Hardness of a material is defined as a measure of the resistance of a material to surface indentation or abrasion. The hardness of materials is a routinely measured and specified parameter, which is an indication of the strength and heat treatment of the material.
During a hardness test, a ball, diamond cone, or pyramid is forced into the material being tested. The total test force to the area or depth of indentation provides the measure of hardness.
The hardness tests available include:
(a) Rockwell A, B and C Scale
Rockwell hardness testing is the most widely used method for determining hardness. It can determine the hardness of most metals and alloys, ranging from the softest materials to the hardest steels.
(b) Micro Vickers
Vickers hardness testing is a form of Micro-hardness testing, where a Vickers indenter (square-based pyramidal diamond) is forced upon the test surface of the material using loads ranging from 1 to 1000g.
(c) Macro Vickers
Macro-hardness testing utilizes an applied force much greater than a micro-hardness test.
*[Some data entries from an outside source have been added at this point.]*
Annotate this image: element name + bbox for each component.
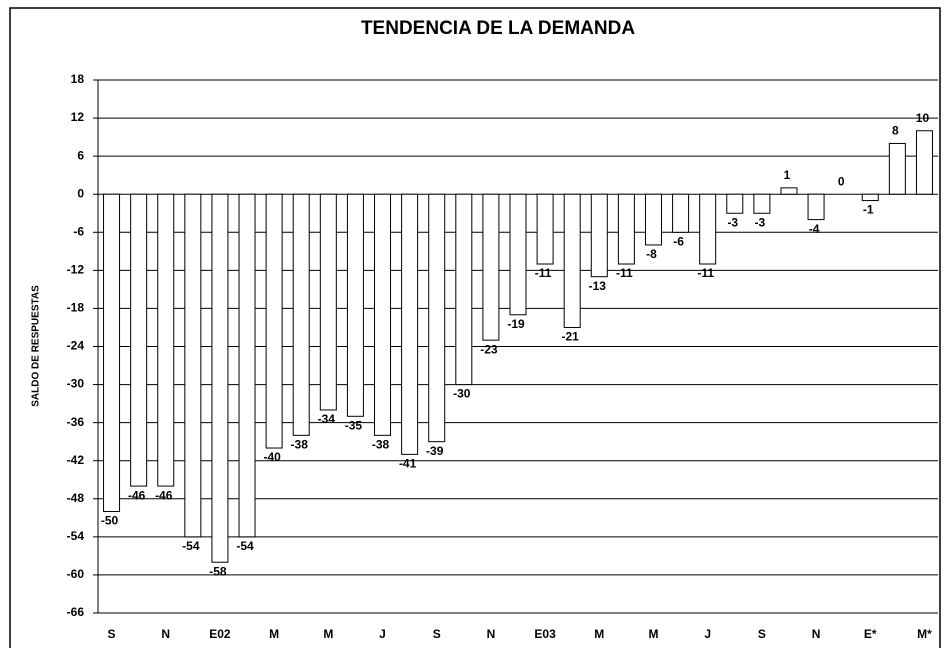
value-label: -46 bbox=[128, 488, 146, 502]
bar bbox=[130, 193, 148, 487]
bar bbox=[292, 193, 310, 436]
bar bbox=[455, 193, 473, 386]
x-tick-label: S bbox=[108, 627, 116, 641]
value-label: -30 bbox=[453, 387, 471, 401]
value-label: -3 bbox=[727, 215, 738, 229]
value-label: -6 bbox=[673, 234, 684, 248]
value-label: 10 bbox=[916, 111, 930, 125]
bar bbox=[753, 193, 771, 214]
value-label: -34 bbox=[318, 412, 336, 426]
bar bbox=[590, 193, 608, 278]
x-tick-label: M* bbox=[917, 627, 932, 641]
value-label: 0 bbox=[838, 174, 845, 188]
value-label: -4 bbox=[809, 222, 820, 236]
value-label: -19 bbox=[507, 317, 525, 331]
value-label: -40 bbox=[263, 450, 281, 464]
bar bbox=[888, 142, 906, 195]
y-axis-label: SALDO DE RESPUESTAS bbox=[31, 285, 42, 407]
x-tick-label: M bbox=[594, 627, 604, 641]
value-label: -41 bbox=[399, 457, 417, 471]
bar bbox=[563, 193, 581, 328]
chart-title: TENDENCIA DE LA DEMANDA bbox=[361, 18, 635, 39]
chart-border bbox=[9, 7, 941, 653]
value-label: -11 bbox=[697, 266, 714, 280]
x-tick-label: S bbox=[758, 627, 766, 641]
value-label: -35 bbox=[345, 418, 363, 432]
x-tick-label: S bbox=[433, 627, 441, 641]
bar bbox=[428, 193, 446, 443]
bar bbox=[346, 193, 364, 417]
bar bbox=[915, 130, 933, 195]
value-label: -54 bbox=[182, 539, 200, 553]
value-label: -58 bbox=[209, 564, 227, 578]
bar bbox=[861, 193, 879, 202]
y-tick-label: -66 bbox=[67, 605, 85, 619]
bar bbox=[807, 193, 825, 221]
value-label: -3 bbox=[755, 215, 766, 229]
y-tick-label: -60 bbox=[67, 567, 85, 581]
bar bbox=[103, 193, 121, 512]
bar bbox=[780, 187, 798, 195]
bar bbox=[265, 193, 283, 449]
x-tick-label: N bbox=[161, 627, 170, 641]
bar bbox=[157, 193, 175, 487]
bar bbox=[617, 193, 635, 265]
value-label: -46 bbox=[155, 488, 173, 502]
y-tick-label: -54 bbox=[67, 529, 85, 543]
y-tick-label: 18 bbox=[71, 72, 85, 86]
bar bbox=[211, 193, 229, 563]
bar bbox=[401, 193, 419, 455]
bar bbox=[482, 193, 500, 341]
x-tick-label: E* bbox=[864, 627, 877, 641]
y-tick-label: -18 bbox=[67, 301, 85, 315]
y-tick-label: -24 bbox=[67, 339, 85, 353]
value-label: -11 bbox=[535, 266, 552, 280]
y-tick-label: -12 bbox=[67, 263, 85, 277]
x-tick-label: N bbox=[812, 627, 821, 641]
y-tick-label: -42 bbox=[67, 453, 85, 467]
y-tick-label: 12 bbox=[71, 110, 85, 124]
x-tick-label: E03 bbox=[534, 627, 556, 641]
x-tick-label: N bbox=[487, 627, 496, 641]
bar bbox=[184, 193, 202, 538]
bar bbox=[726, 193, 744, 214]
bar bbox=[238, 193, 256, 538]
value-label: -23 bbox=[480, 342, 498, 356]
bar bbox=[374, 193, 392, 436]
value-label: -38 bbox=[372, 438, 390, 452]
bar bbox=[536, 193, 554, 265]
value-label: -13 bbox=[589, 279, 607, 293]
y-tick-label: -6 bbox=[73, 224, 84, 238]
value-label: -11 bbox=[616, 266, 633, 280]
value-label: -1 bbox=[863, 203, 874, 217]
value-label: 1 bbox=[784, 168, 791, 182]
bar bbox=[699, 193, 717, 265]
y-tick-label: -36 bbox=[67, 415, 85, 429]
y-tick-label: -48 bbox=[67, 491, 85, 505]
bar bbox=[509, 193, 527, 316]
bar bbox=[319, 193, 337, 411]
value-label: -21 bbox=[562, 330, 580, 344]
x-tick-label: M bbox=[648, 627, 658, 641]
x-tick-label: M bbox=[269, 627, 279, 641]
x-tick-label: M bbox=[323, 627, 333, 641]
value-label: -39 bbox=[426, 444, 444, 458]
value-label: -8 bbox=[646, 247, 657, 261]
x-tick-label: E02 bbox=[209, 627, 231, 641]
y-tick-label: 0 bbox=[77, 186, 84, 200]
bar bbox=[644, 193, 662, 246]
x-tick-label: J bbox=[704, 627, 711, 641]
value-label: -50 bbox=[101, 514, 119, 528]
value-label: 8 bbox=[892, 124, 899, 138]
value-label: -38 bbox=[291, 438, 309, 452]
x-tick-label: J bbox=[379, 627, 386, 641]
value-label: -54 bbox=[236, 539, 254, 553]
y-tick-label: -30 bbox=[67, 377, 85, 391]
y-tick-label: 6 bbox=[77, 148, 84, 162]
bar bbox=[672, 193, 690, 233]
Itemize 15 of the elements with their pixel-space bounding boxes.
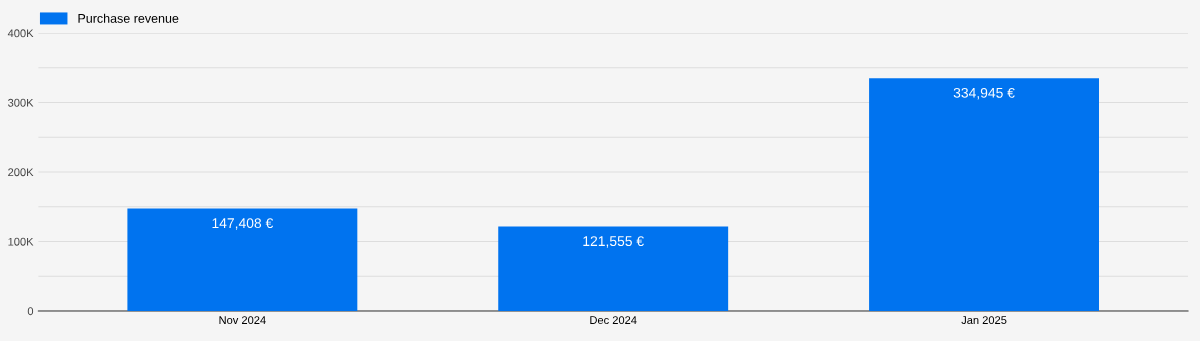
legend-label: Purchase revenue: [78, 13, 179, 23]
y-tick-label: 300K: [8, 98, 34, 107]
x-tick-label: Dec 2024: [590, 316, 637, 325]
y-tick-label: 400K: [7, 29, 34, 38]
bar: [127, 208, 358, 311]
y-tick-label: 0: [27, 307, 34, 316]
bar: [498, 226, 729, 311]
x-tick-label: Jan 2025: [961, 316, 1007, 325]
y-tick-label: 100K: [8, 237, 34, 246]
x-tick-label: Nov 2024: [219, 316, 266, 325]
bar: [869, 78, 1099, 311]
data-label: 121,555 €: [583, 236, 644, 248]
data-label: 147,408 €: [212, 218, 274, 230]
y-tick-label: 200K: [8, 168, 34, 177]
data-label: 334,945 €: [953, 87, 1015, 100]
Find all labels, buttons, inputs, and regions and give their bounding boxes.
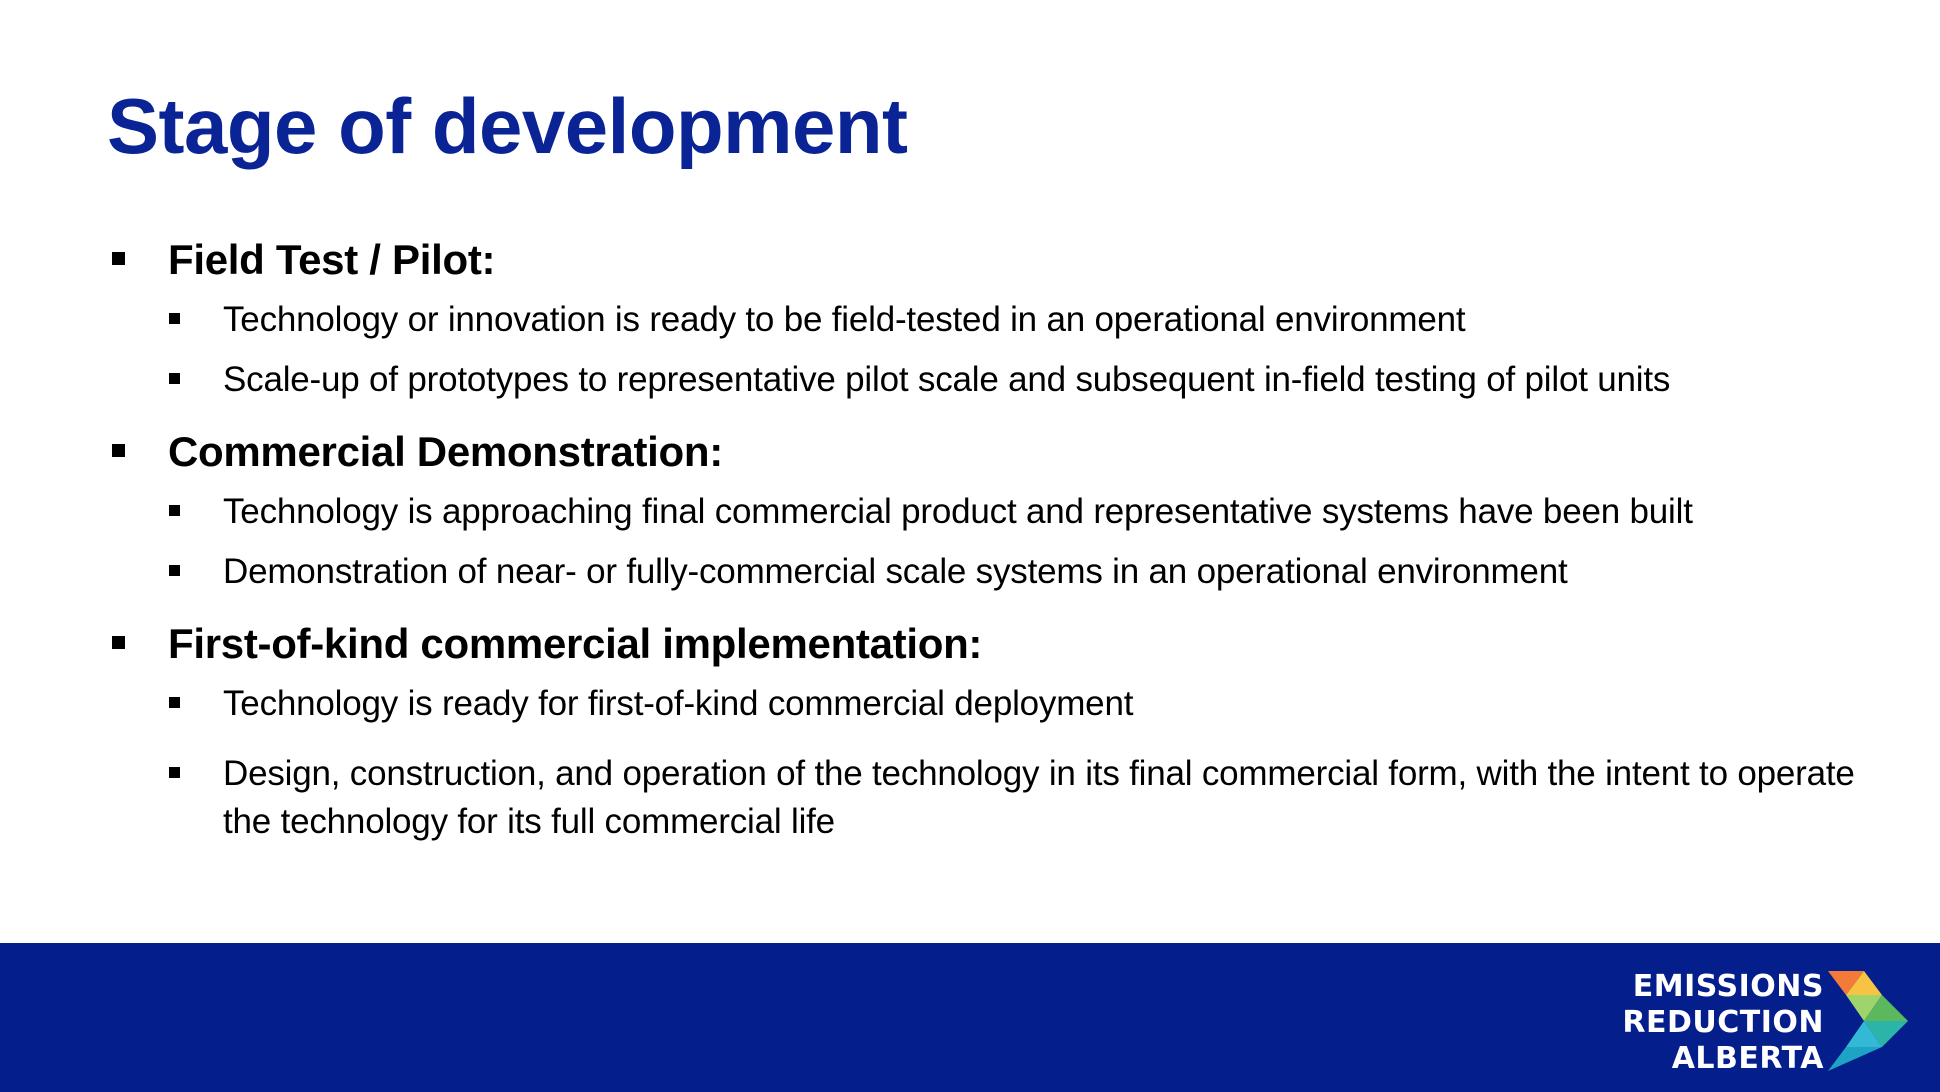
section-heading-text: Field Test / Pilot: [168, 236, 496, 283]
section-heading: Field Test / Pilot: [112, 232, 1892, 288]
square-bullet-icon [112, 252, 125, 265]
square-bullet-icon [169, 373, 180, 384]
list-item: Scale-up of prototypes to representative… [112, 356, 1892, 404]
square-bullet-icon [112, 444, 125, 457]
square-bullet-icon [169, 505, 180, 516]
square-bullet-icon [169, 697, 180, 708]
square-bullet-icon [169, 313, 180, 324]
section-heading-text: First-of-kind commercial implementation: [168, 620, 983, 667]
logo-line: REDUCTION [1622, 1005, 1824, 1040]
logo-line: EMISSIONS [1632, 969, 1824, 1004]
section-first-of-kind: First-of-kind commercial implementation:… [112, 616, 1892, 846]
list-item-text: Technology is ready for first-of-kind co… [223, 684, 1134, 723]
sub-bullet-list: Technology is approaching final commerci… [112, 488, 1892, 596]
list-item-text: Scale-up of prototypes to representative… [223, 360, 1671, 399]
section-commercial-demonstration: Commercial Demonstration: Technology is … [112, 424, 1892, 596]
section-heading: Commercial Demonstration: [112, 424, 1892, 480]
sub-bullet-list: Technology or innovation is ready to be … [112, 296, 1892, 404]
chevron-logo-icon [1828, 971, 1908, 1071]
slide-title: Stage of development [107, 82, 908, 170]
list-item: Technology is approaching final commerci… [112, 488, 1892, 536]
footer-bar: EMISSIONS REDUCTION ALBERTA [0, 943, 1940, 1092]
bullet-content: Field Test / Pilot: Technology or innova… [112, 232, 1892, 846]
list-item: Technology is ready for first-of-kind co… [112, 680, 1892, 728]
square-bullet-icon [169, 767, 180, 778]
list-item: Demonstration of near- or fully-commerci… [112, 548, 1892, 596]
section-field-test: Field Test / Pilot: Technology or innova… [112, 232, 1892, 404]
list-item-text: Demonstration of near- or fully-commerci… [223, 552, 1568, 591]
sub-bullet-list: Technology is ready for first-of-kind co… [112, 680, 1892, 846]
emissions-reduction-alberta-logo: EMISSIONS REDUCTION ALBERTA [1622, 969, 1908, 1077]
square-bullet-icon [112, 636, 125, 649]
section-heading: First-of-kind commercial implementation: [112, 616, 1892, 672]
list-item-text: Design, construction, and operation of t… [223, 754, 1855, 841]
section-heading-text: Commercial Demonstration: [168, 428, 723, 475]
square-bullet-icon [169, 565, 180, 576]
logo-wordmark: EMISSIONS REDUCTION ALBERTA [1622, 969, 1824, 1077]
list-item: Technology or innovation is ready to be … [112, 296, 1892, 344]
list-item: Design, construction, and operation of t… [112, 750, 1892, 846]
list-item-text: Technology is approaching final commerci… [223, 492, 1693, 531]
list-item-text: Technology or innovation is ready to be … [223, 300, 1466, 339]
logo-line: ALBERTA [1671, 1041, 1824, 1076]
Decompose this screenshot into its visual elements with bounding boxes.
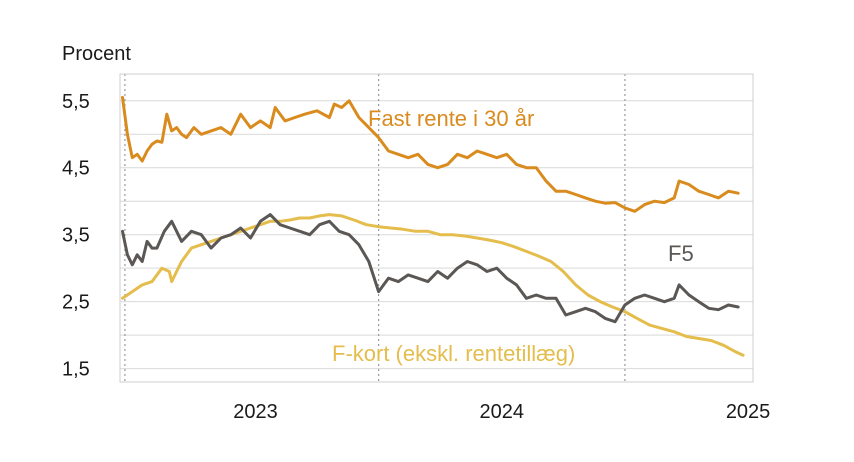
y-tick-label-2: 3,5 [62,225,90,247]
x-tick-label-1: 2024 [480,401,525,423]
y-axis-title: Procent [62,43,131,65]
x-axis-ticks: 2023 2024 2025 [233,401,770,423]
series-lines [121,95,745,357]
y-tick-label-0: 1,5 [62,359,90,381]
x-tick-label-2: 2025 [726,401,771,423]
series-label-fast-rente: Fast rente i 30 år [368,106,534,131]
series-line-1 [121,213,740,324]
y-tick-label-4: 5,5 [62,91,90,113]
x-tick-label-0: 2023 [233,401,278,423]
plot-frame [119,73,754,383]
series-line-2 [121,213,745,357]
y-axis-ticks: 1,5 2,5 3,5 4,5 5,5 [62,91,90,381]
series-label-f-kort: F-kort (ekskl. rentetillæg) [332,341,575,366]
y-tick-label-3: 4,5 [62,158,90,180]
series-line-0 [121,95,740,213]
series-label-f5: F5 [668,241,694,266]
y-tick-label-1: 2,5 [62,292,90,314]
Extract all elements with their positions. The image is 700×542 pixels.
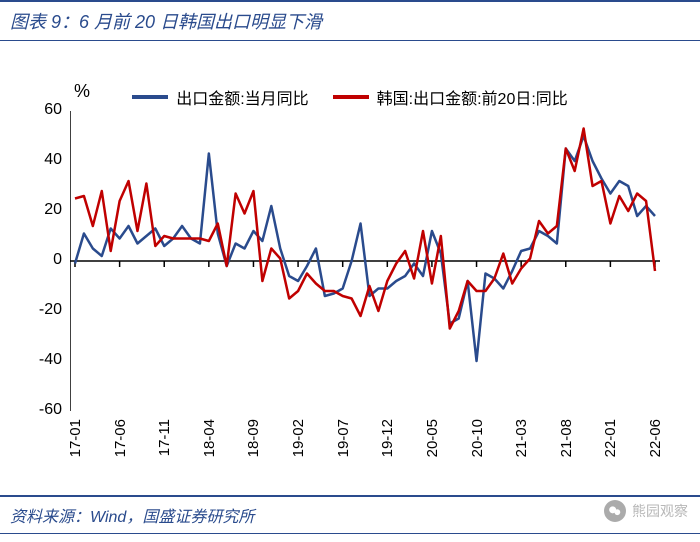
- x-tick-label: 21-03: [513, 419, 530, 457]
- y-tick-label: -40: [22, 351, 62, 369]
- legend-swatch-0: [132, 95, 168, 99]
- y-tick-label: 40: [22, 151, 62, 169]
- x-tick-label: 18-09: [245, 419, 262, 457]
- legend-item-0: 出口金额:当月同比: [132, 85, 308, 109]
- chart-header: 图表 9：6 月前 20 日韩国出口明显下滑: [0, 0, 700, 41]
- x-tick-label: 18-04: [201, 419, 218, 457]
- chart-legend: 出口金额:当月同比 韩国:出口金额:前20日:同比: [0, 85, 700, 109]
- x-tick-label: 17-11: [156, 419, 173, 456]
- watermark-text: 熊园观察: [632, 501, 688, 521]
- legend-swatch-1: [333, 95, 369, 99]
- x-tick-label: 19-12: [379, 419, 396, 457]
- legend-item-1: 韩国:出口金额:前20日:同比: [333, 85, 568, 109]
- chart-plot: [70, 111, 660, 411]
- chart-area: % 出口金额:当月同比 韩国:出口金额:前20日:同比 -60-40-20020…: [0, 41, 700, 491]
- source-text: 资料来源：Wind，国盛证券研究所: [10, 503, 690, 527]
- watermark: 熊园观察: [604, 500, 688, 522]
- legend-label-0: 出口金额:当月同比: [176, 85, 308, 109]
- y-tick-label: 60: [22, 101, 62, 119]
- x-tick-label: 22-01: [602, 419, 619, 457]
- x-tick-label: 17-06: [112, 419, 129, 457]
- chart-title: 图表 9：6 月前 20 日韩国出口明显下滑: [10, 8, 690, 34]
- wechat-icon: [604, 500, 626, 522]
- y-tick-label: -60: [22, 401, 62, 419]
- x-tick-label: 17-01: [67, 419, 84, 457]
- y-tick-label: 0: [22, 251, 62, 269]
- x-tick-label: 20-05: [424, 419, 441, 457]
- x-tick-label: 20-10: [469, 419, 486, 457]
- y-tick-label: 20: [22, 201, 62, 219]
- x-tick-label: 19-02: [290, 419, 307, 457]
- x-tick-label: 19-07: [335, 419, 352, 457]
- legend-label-1: 韩国:出口金额:前20日:同比: [377, 85, 568, 109]
- x-tick-label: 22-06: [647, 419, 664, 457]
- chart-footer: 资料来源：Wind，国盛证券研究所: [0, 495, 700, 534]
- x-tick-label: 21-08: [558, 419, 575, 457]
- y-tick-label: -20: [22, 301, 62, 319]
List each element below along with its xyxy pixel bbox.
Similar to Micro Vickers hardness testing, a pyramidal diamond indenter is forced upon the test surface using loads ranging from 1 to 100 kilograms.
(d) Onsite Hardness Testing (Portable Krautramer)
Onsite hardness testing is performed on components and structures that cannot be removed from service for laboratory testing. Hardness measurements are calculated based on the rebound of the indenter from the test surface. For this reason, this test method has limitations with relation to the mass and thickness of the test sample.
Cyclic and Constant Pressure Hydraulic and Pneumatic Pressure Testing
Pressure testing is used to validate that a pipe, tube, fitting, or component is able to withstand a designed internal pressure with a margin of safety. Pressure testing can consist of non-destructively charging the test sample to a specified, constant pressure, and held for a pre-determined duration. At this pressure the test sample is observed for leaks, or other indications of failure.
Pressure testing can also consist of cyclic fatigue testing to determine if the sample can withstand repeated pressure variations without fatigue and failure. This is a valuable test method as an accelerated test to simulate the life cycle of the test component.